和田委員 本日は城南高校のドリカムプラン、筑紫丘高校のプロジェクトPCの2つを紹介したいと思う。
 最初は城南高校と筑紫丘の両方を並行してプレゼンを行おうとしたが、重なるところも多いので、城南高校が先にプロジェクトを立ち上げたということもあり、またドリカムプランの立ち上げにも私自身が関わったこともあるため、城南高校のドリカムプランの話を中心に話しを進めていきたい。
 よくドリカムプランは何かと聞かれることがあるが、進学指導から進路学習へのモデルチェンジと言うことができると思う。
 城南高校は昭和39年に創立され1学年10クラスの普通科高校である。
 ドリカムプランは12年前の平成6年の31期生から始まったものだが、平成6年という年は全国7校で総合学科が始まった年であり、そして総合学科の中で産業社会と人間という科目があるが、その科目とドリカムプランはよく似ている。
 そもそもドリカムプランがなぜ始まったのかというと、平成6年という年は高校を取り巻く2つの危機があった。1つは高校の新教育課程がスタートしたこと(現行の教育課程の1つ前のもの)、2つめは、城南高校を取り巻く私学の台頭という2つの大きな危機があった。

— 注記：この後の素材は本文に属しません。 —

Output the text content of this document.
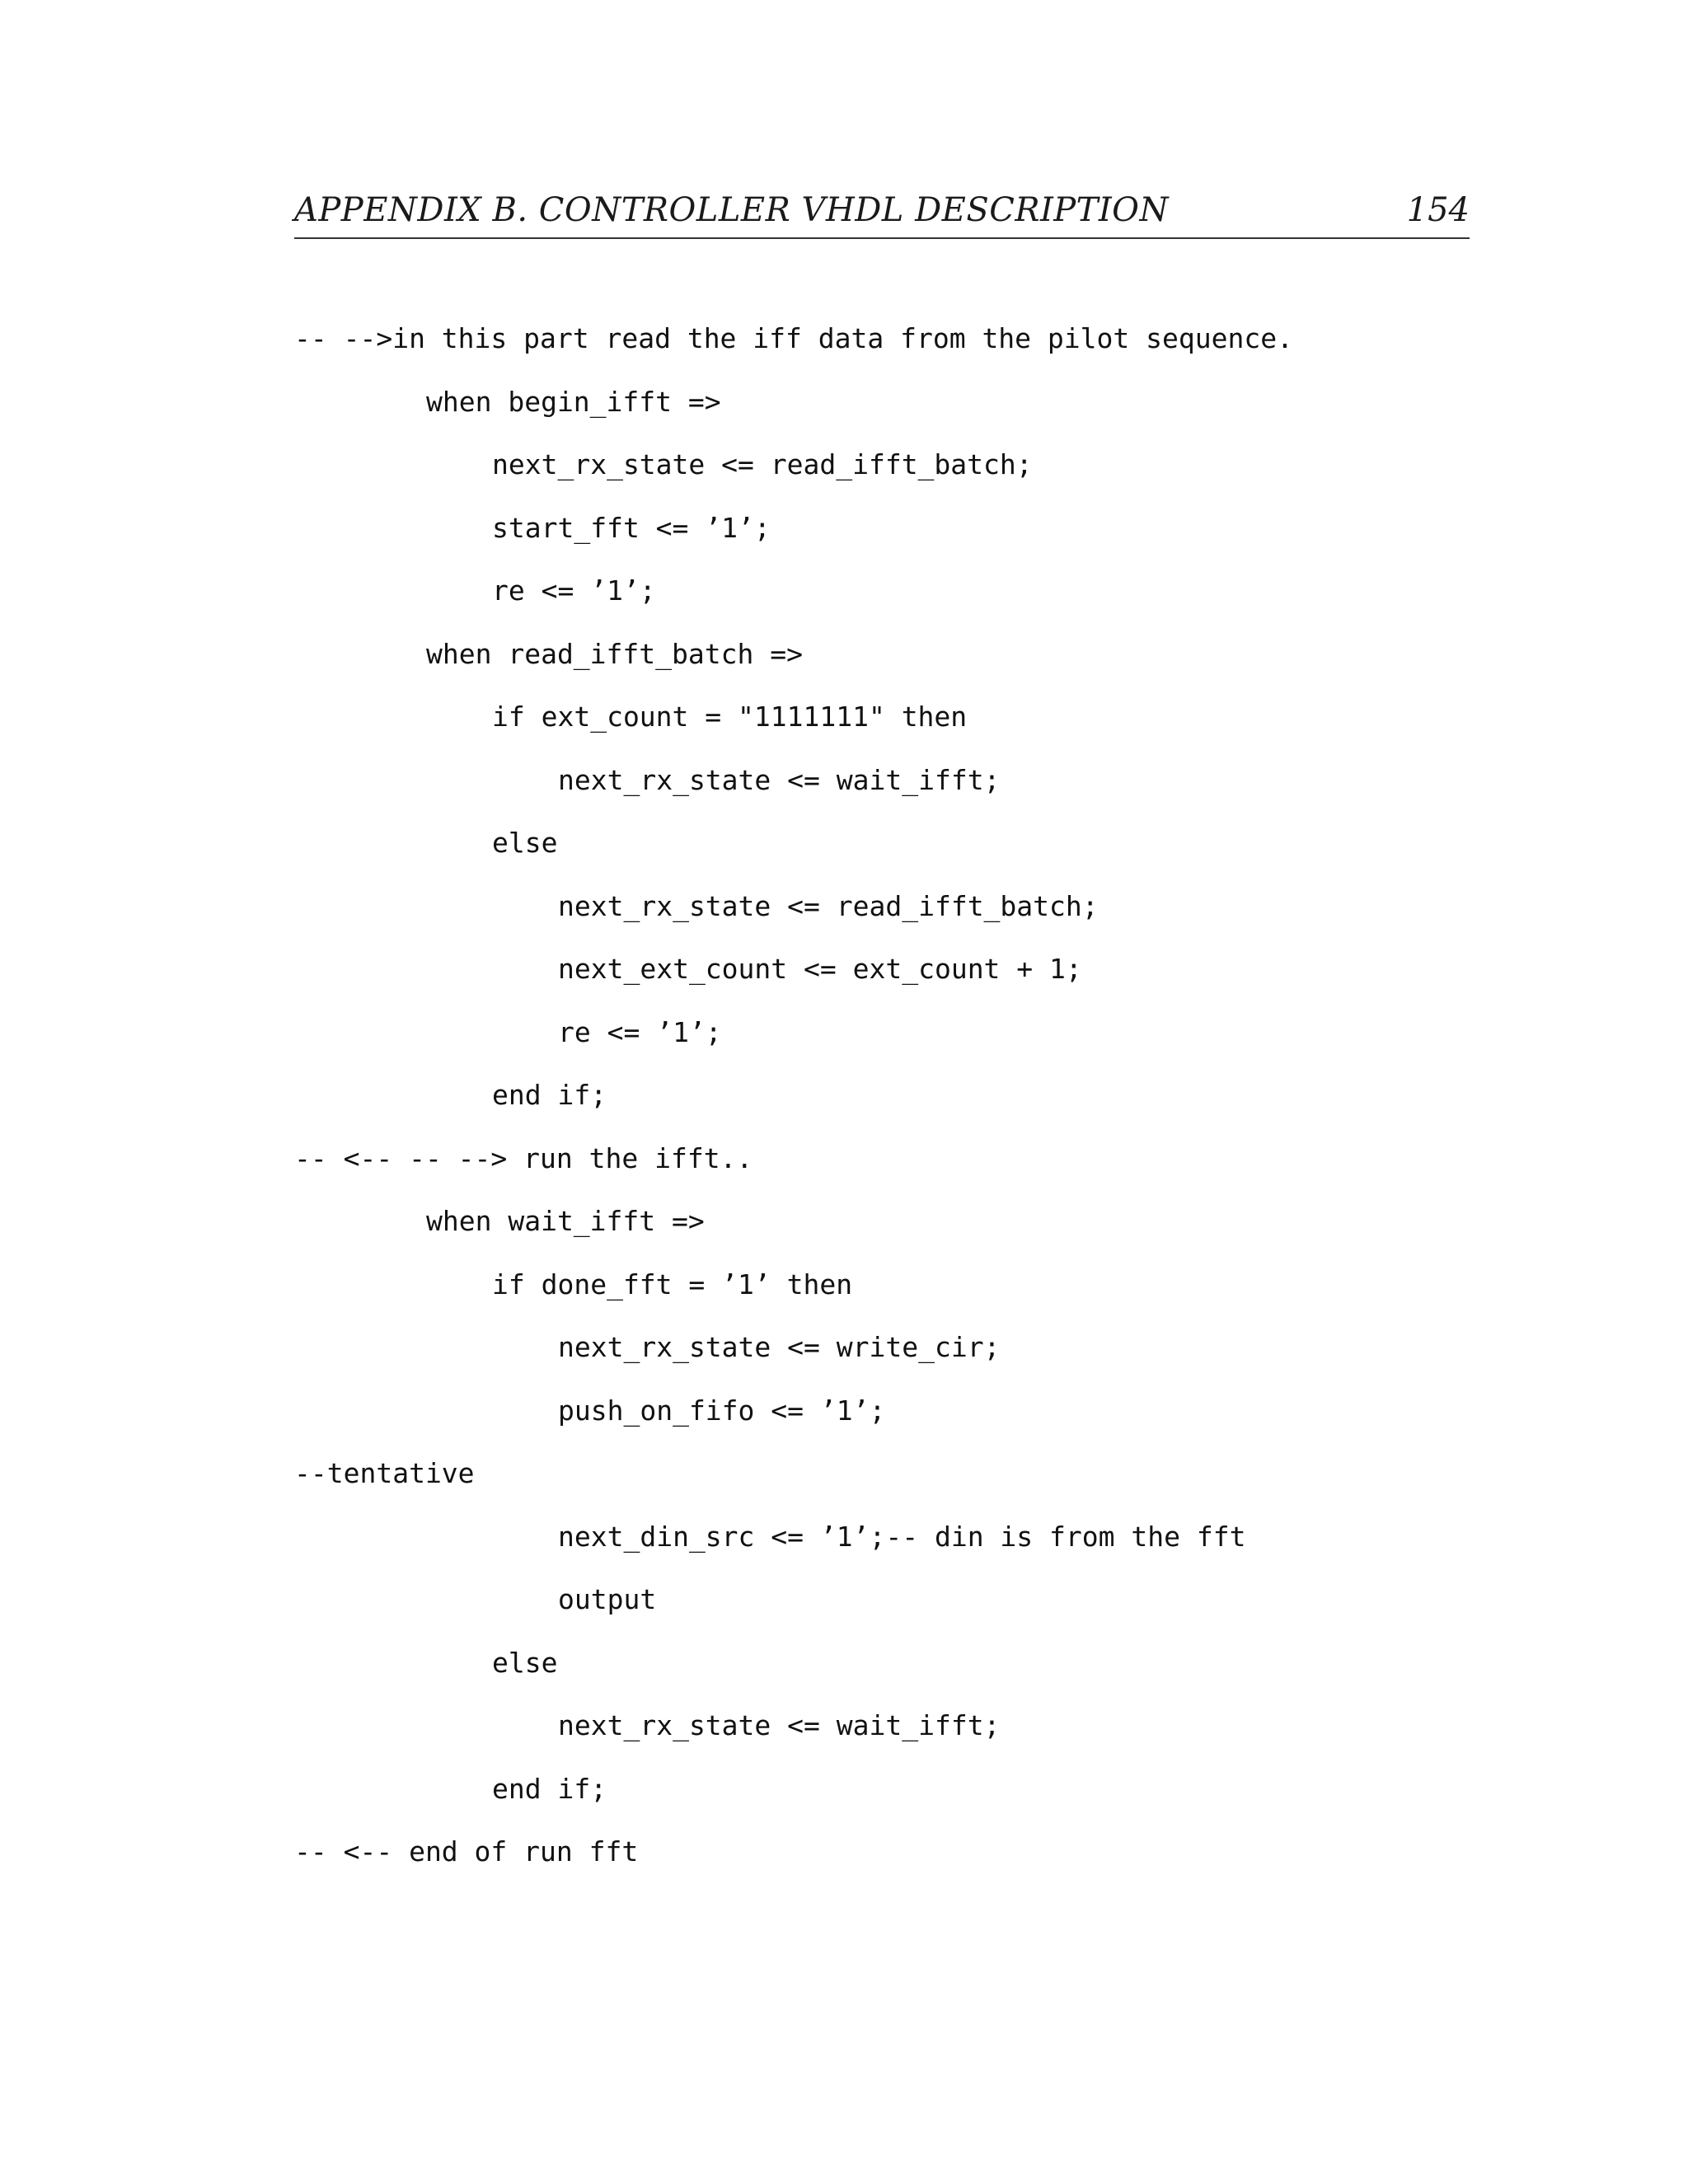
APPENDIX B. CONTROLLER VHDL DESCRIPTION	154
-- -->in this part read the iff data from the pilot sequence.
when begin_ifft =>
next_rx_state <= read_ifft_batch;
start_fft <= ’1’;
re <= ’1’;
when read_ifft_batch =>
if ext_count = "1111111" then
next_rx_state <= wait_ifft;
else
next_rx_state <= read_ifft_batch;
next_ext_count <= ext_count + 1;
re <= ’1’;
end if;
-- <-- -- --> run the ifft..
when wait_ifft =>
if done_fft = ’1’ then
next_rx_state <= write_cir;
push_on_fifo <= ’1’;
--tentative
next_din_src <= ’1’;-- din is from the fft
output
else
next_rx_state <= wait_ifft;
end if;
-- <-- end of run fft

 新教育課程のスタートにより新しい学力観、つまり生徒の意欲、関心の有無、態度の可否等を学力の中核に位置付けた新しい学力観が提唱され始めたことにより、学校の先生はどのような方針を採っていけばよいか非常に戸惑った記憶がある。
 私学の台頭ということでは、我が校の属する学区は私学の多い激戦区であり、県トップの私立高校があり、また、この年私学は男女共学がブームとなり私学人気が高まり私学に受験生が流れる傾向にあった。そして、ドリカムプランが始まった平成6年に我が校に入学した生徒は活発ではあるが全体的に学力の低下、忍耐力の低下を感じざるを得なかった。
 そこで1年生を受け持つ先生方は、学習指導要領の新しい学力観について調べたり、色々な教育課程の研修会に行ったりするなど、このような生徒達への対処の仕方について情報を集めた。また、中高連携事業を行っていたので、中学校の授業の見学にも行った。そこで見た光景だが、クラスの生徒全員が前を向いて授業を受けているのではなく、コの字型の配列に机を並べて授業をしたり、5〜6人のグループに分かれて授業を行っていたり等、様々なバリエーションの授業が行われていて、以前との変わりように非常に驚いた経験がある。中学校がここまで変わっているのであれば高校も変わらなければならないと思った。中学校が変わったという点では、英検3級を持って入学してきた生徒はこれまで10人いるかいないかだったが、その年では1学年440人のうち、220人にまで増えた。中学校までが変わっているのであるから高校は今までどおりにはいかないということを1学期の終わり頃に気がついた。そのような新入生の変化を主任主事の研修会で報告したところ、ある教師は黒船の来航とまで形容した。そして、先生方が危機感を共有し、1年生を応援しようという雰囲気になった。また、新しいことを始めるのは教育課程が変わったのだから当然だという雰囲気も重なったことも大きい。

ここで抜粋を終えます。